What has been shocking to my apparently sheltered sensibilities has been the number of comments I've found strewn across various message boards in recent days demanding that the lazy no-good commie bastard writers get back to their computers and get cracking on those fresh episodes of According To Jim right now, dammit!

Forget about fairness, forget about the networks and producers reaping literally billions in profits off of creations that simply would not exist without both the imaginations and the skills of the writers behind them -- we want our TV and we want it now! Like the surly, strung-out addicts they appear to be, middle America is quivering with outrage that there WON'T BE A NEW EPISODE of Las Vegas until further notice. It's almost like the outrage you might expect if our political leaders had lied their way into an unwinnable war and then destroyed what was left of our nation's moral authority by torturing prisoners -- oh, wait.

Be that as it may, I found it astonishing how many people -- many of them, apparently, regular working people -- seem to just want the writers to quit whining and get back to cranking out their (i.e. the viewers’) shows. Have none of these people ever sought (a) a raise or (b) fair treatment from their own employers? Or is it just that, in the minds of middle America, the writers who created all of these memorable characters and shows rate no higher than the proverbial million monkeys tapping away at typewriters in hopes of one day accidentally cranking out Shakespeare?

Monday, December 10, 2007

Good listens: Switchfoot

Sometimes you just want to rock, but sometimes you want to think, too.


Switchfoot frontman Jon Foreman writes thinking person's rock songs. And while he writes from a Christian perspective, his songs are not evangelical; he chooses to ask the big questions about life and the universe without advocating one particular set of answers over another.

It doesn't hurt that his songs rock, too.

In any case, it was my great pleasure to interview Jon by e-mail recently; results are here. Enjoy, and if you're looking for album recommendations, Nothing Is Sound is amazing, The Beautiful Letdown is terrific, and Oh! Gravity is really, really good.

Wednesday, December 05, 2007

California the ungovernable

I often take columns from the SacBee's resident curmudgeon Dan Walters -- who skewers politicians of all ideological stripes with equal and unrestrained cynicism -- with a heaping teaspoon of salt.
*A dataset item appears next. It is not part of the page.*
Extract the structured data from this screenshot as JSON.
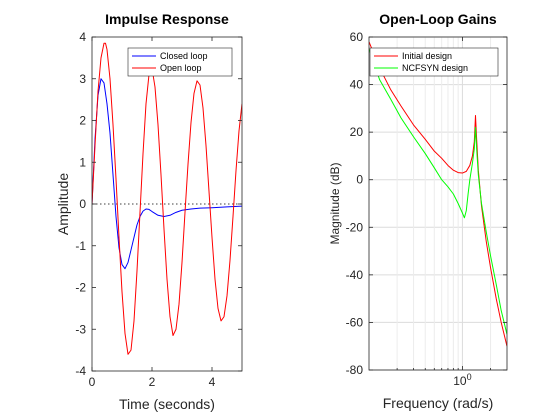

That said, when he's right, he's right. And he's right about this:

"Government worked better four decades ago because California was a simpler, more homogeneous place then with more clearly definable priorities. A governmental/political process that requires consensus cannot function effectively when the society it serves has become the most complex on Earth and no longer can muster consensus on any issue..."

Those who think terms limits or redistricting reform or budget reform or any other sort of fiddling at the margins is going to solve California's governance problems are kidding themselves. The state has in actual fact become, through no fault of anyone in particular's, virtually ungovernable.

There are simply too many people with too many different opinions of the direction the state should take on any given issue, and this reality is not just a prescription for but a near-guarantee of political stalemate and paralysis. In that sense our Legislature really has evolved into a microcosm of the U.S. Congress; the ideological divide between the Right and the Left is so huge that you are sometimes left to wonder how meaningful conversation between the two is even possible.

Former Assemblyman Stan Statham's proposal for splitting California into three separate states might have seemed like a crackpot idea at the time, but it's looking better every day now.

Tuesday, December 04, 2007

Dept. of Some People Never Learn

The Great Prince Fan Site Rebellion of 2007 rages on, now generating coverage from the New York Times (that's prince.org webmaster Ben Margolin in the Times picture at right). By now the Purple One is surely seeing red, having ignored the most important maxim of the last 150 years: never pick a fight with people who buy ink by the barrel (or bandwidth by the terabyte).